NEW YORK (TheStreet) -- "This has been a great year," said Scott Wren, managing director and senior equity strategist at Wells Fargo Advisors, to TheStreet TV's Brittany Umar.
Given that equities are fairly valued, there isn't likely much upside left going into the final few weeks of trading. But in 2015, investors can expect "good, but not great returns," Wren predicted.
Wren estimates that the S&P 500 will generate returns of about 6% to 10% next year.
The U.S. economy is likely to continue to gain steam. Wren expects to see 2015 GDP ring in at around 2.8%. He also said the global economy will likely stabilize next year.
Of course, much depends on the Federal Reserve and when it will raise interest rates.
The Fed has to be careful in this regard, Wren warned.
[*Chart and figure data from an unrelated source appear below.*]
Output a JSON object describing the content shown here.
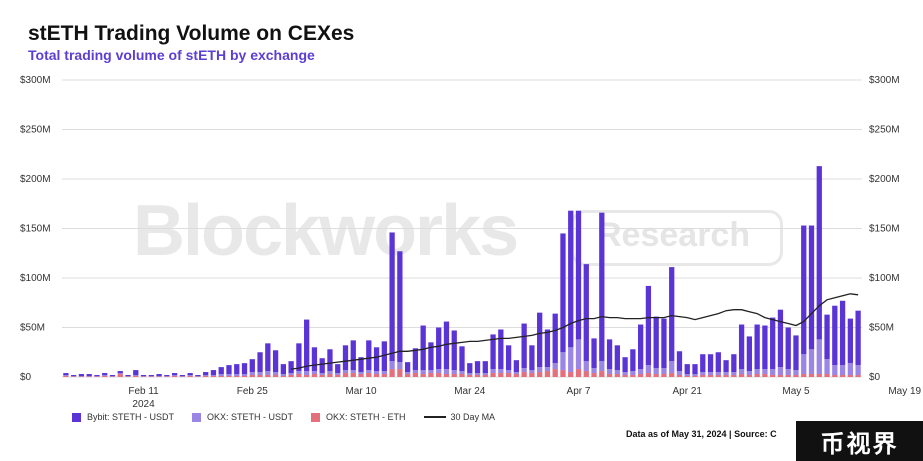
{
  "title": "stETH Trading Volume on CEXes",
  "subtitle": "Total trading volume of stETH by exchange",
  "footer": "Data as of May 31, 2024 | Source: C",
  "watermark": {
    "brand": "Blockworks",
    "research": "Research"
  },
  "logo_text": "币视界",
  "colors": {
    "subtitle": "#5b3fd1",
    "bybit": "#5b34d6",
    "okx_usdt": "#9b86e6",
    "okx_eth": "#e46f7d",
    "ma": "#222222",
    "grid": "#dddddd",
    "axis_text": "#333333"
  },
  "chart_data": {
    "type": "bar",
    "stacked": true,
    "x_start_label": "Feb 1",
    "x_ticks": [
      "Feb 11",
      "Feb 25",
      "Mar 10",
      "Mar 24",
      "Apr 7",
      "Apr 21",
      "May 5",
      "May 19"
    ],
    "x_tick_sublabel": "2024",
    "y_ticks": [
      "$0",
      "$50M",
      "$100M",
      "$150M",
      "$200M",
      "$250M",
      "$300M"
    ],
    "y_tick_values": [
      0,
      50,
      100,
      150,
      200,
      250,
      300
    ],
    "ylim": [
      0,
      300
    ],
    "y_unit": "$M",
    "series": [
      {
        "name": "Bybit: STETH - USDT",
        "color_key": "bybit",
        "values": [
          2,
          1,
          2,
          2,
          1,
          2,
          1,
          2,
          1,
          5,
          1,
          1,
          2,
          1,
          2,
          1,
          2,
          1,
          3,
          5,
          7,
          9,
          10,
          11,
          13,
          20,
          28,
          22,
          10,
          12,
          28,
          52,
          24,
          15,
          22,
          9,
          25,
          30,
          15,
          30,
          24,
          30,
          130,
          112,
          10,
          22,
          45,
          28,
          42,
          48,
          40,
          25,
          10,
          12,
          12,
          35,
          40,
          25,
          12,
          45,
          25,
          55,
          38,
          50,
          120,
          138,
          130,
          98,
          30,
          150,
          30,
          25,
          15,
          22,
          45,
          80,
          52,
          50,
          95,
          20,
          10,
          10,
          18,
          18,
          20,
          12,
          18,
          45,
          35,
          45,
          44,
          52,
          58,
          42,
          35,
          130,
          125,
          175,
          45,
          60,
          65,
          45,
          55
        ]
      },
      {
        "name": "OKX: STETH - USDT",
        "color_key": "okx_usdt",
        "values": [
          1,
          0.5,
          0.5,
          0.5,
          0.5,
          1,
          0.5,
          1,
          0.5,
          1,
          0.5,
          0.5,
          0.5,
          0.5,
          1,
          0.5,
          1,
          0.5,
          1,
          1,
          2,
          2,
          2,
          2,
          3,
          3,
          4,
          3,
          2,
          2,
          3,
          4,
          3,
          2,
          3,
          2,
          3,
          3,
          2,
          3,
          3,
          3,
          8,
          7,
          2,
          3,
          4,
          3,
          4,
          5,
          4,
          3,
          2,
          2,
          2,
          4,
          4,
          3,
          2,
          4,
          3,
          5,
          4,
          6,
          18,
          25,
          30,
          10,
          5,
          10,
          5,
          4,
          3,
          4,
          5,
          8,
          6,
          6,
          12,
          4,
          2,
          2,
          3,
          3,
          3,
          3,
          3,
          5,
          4,
          5,
          5,
          6,
          8,
          6,
          5,
          20,
          25,
          35,
          15,
          10,
          10,
          12,
          10
        ]
      },
      {
        "name": "OKX: STETH - ETH",
        "color_key": "okx_eth",
        "values": [
          1,
          0.5,
          0.5,
          0.5,
          0.5,
          1,
          0.5,
          3,
          0.5,
          1,
          0.5,
          0.5,
          0.5,
          0.5,
          1,
          0.5,
          1,
          0.5,
          1,
          1,
          1,
          1,
          1,
          1,
          2,
          2,
          2,
          2,
          1,
          2,
          3,
          2,
          3,
          2,
          3,
          2,
          4,
          4,
          3,
          4,
          3,
          3,
          8,
          8,
          3,
          4,
          3,
          4,
          4,
          3,
          3,
          3,
          2,
          2,
          2,
          4,
          4,
          4,
          3,
          5,
          4,
          5,
          6,
          8,
          7,
          5,
          8,
          6,
          4,
          6,
          3,
          3,
          2,
          2,
          3,
          4,
          3,
          3,
          4,
          2,
          1,
          1,
          2,
          2,
          2,
          2,
          2,
          3,
          2,
          3,
          3,
          2,
          2,
          2,
          2,
          3,
          3,
          3,
          3,
          2,
          2,
          2,
          2
        ]
      },
      {
        "name": "30 Day MA",
        "type": "line",
        "color_key": "ma",
        "values": [
          null,
          null,
          null,
          null,
          null,
          null,
          null,
          null,
          null,
          null,
          null,
          null,
          null,
          null,
          null,
          null,
          null,
          null,
          null,
          null,
          null,
          null,
          null,
          null,
          null,
          null,
          null,
          null,
          null,
          8,
          9,
          11,
          12,
          13,
          14,
          15,
          16,
          17,
          18,
          19,
          20,
          22,
          24,
          26,
          26,
          27,
          28,
          30,
          31,
          33,
          34,
          35,
          36,
          36,
          37,
          38,
          39,
          39,
          40,
          41,
          42,
          44,
          45,
          47,
          50,
          54,
          57,
          59,
          59,
          61,
          60,
          60,
          59,
          59,
          59,
          60,
          60,
          60,
          62,
          61,
          60,
          58,
          60,
          62,
          64,
          67,
          68,
          68,
          66,
          64,
          60,
          58,
          56,
          54,
          52,
          56,
          64,
          72,
          78,
          80,
          82,
          84,
          83
        ]
      }
    ]
  }
}
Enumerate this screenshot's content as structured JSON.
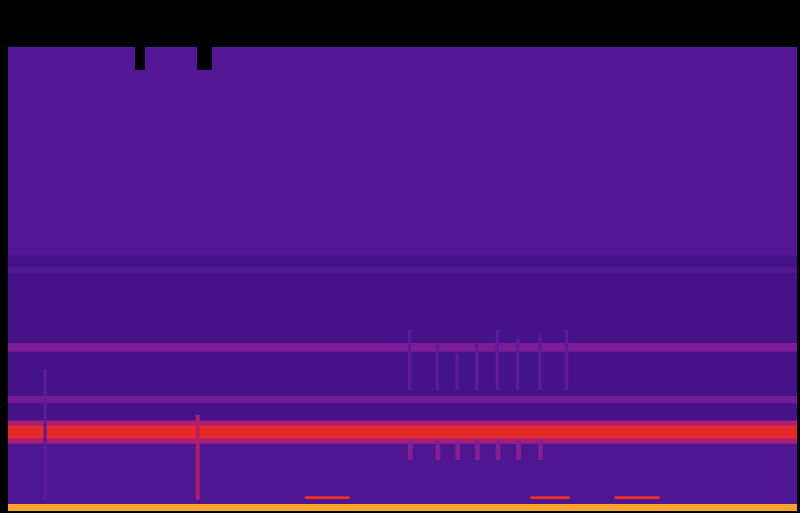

The summer is likely the earliest point at which it would raise rates. The move may happen in the fall if the Fed wants to be sure the economy is strong enough to withstand higher rates.
However, there's one wild card that one nobody would expect, Wren said. That's for the Fed to forego a rate hike in 2015. That's an unlikely scenario, Wren acknowledged, but not impossible.
Wren expects the unemployment rate to drop below 5.5% by the end of 2015. It would also be nice to see wage growth accelerate next year, he added.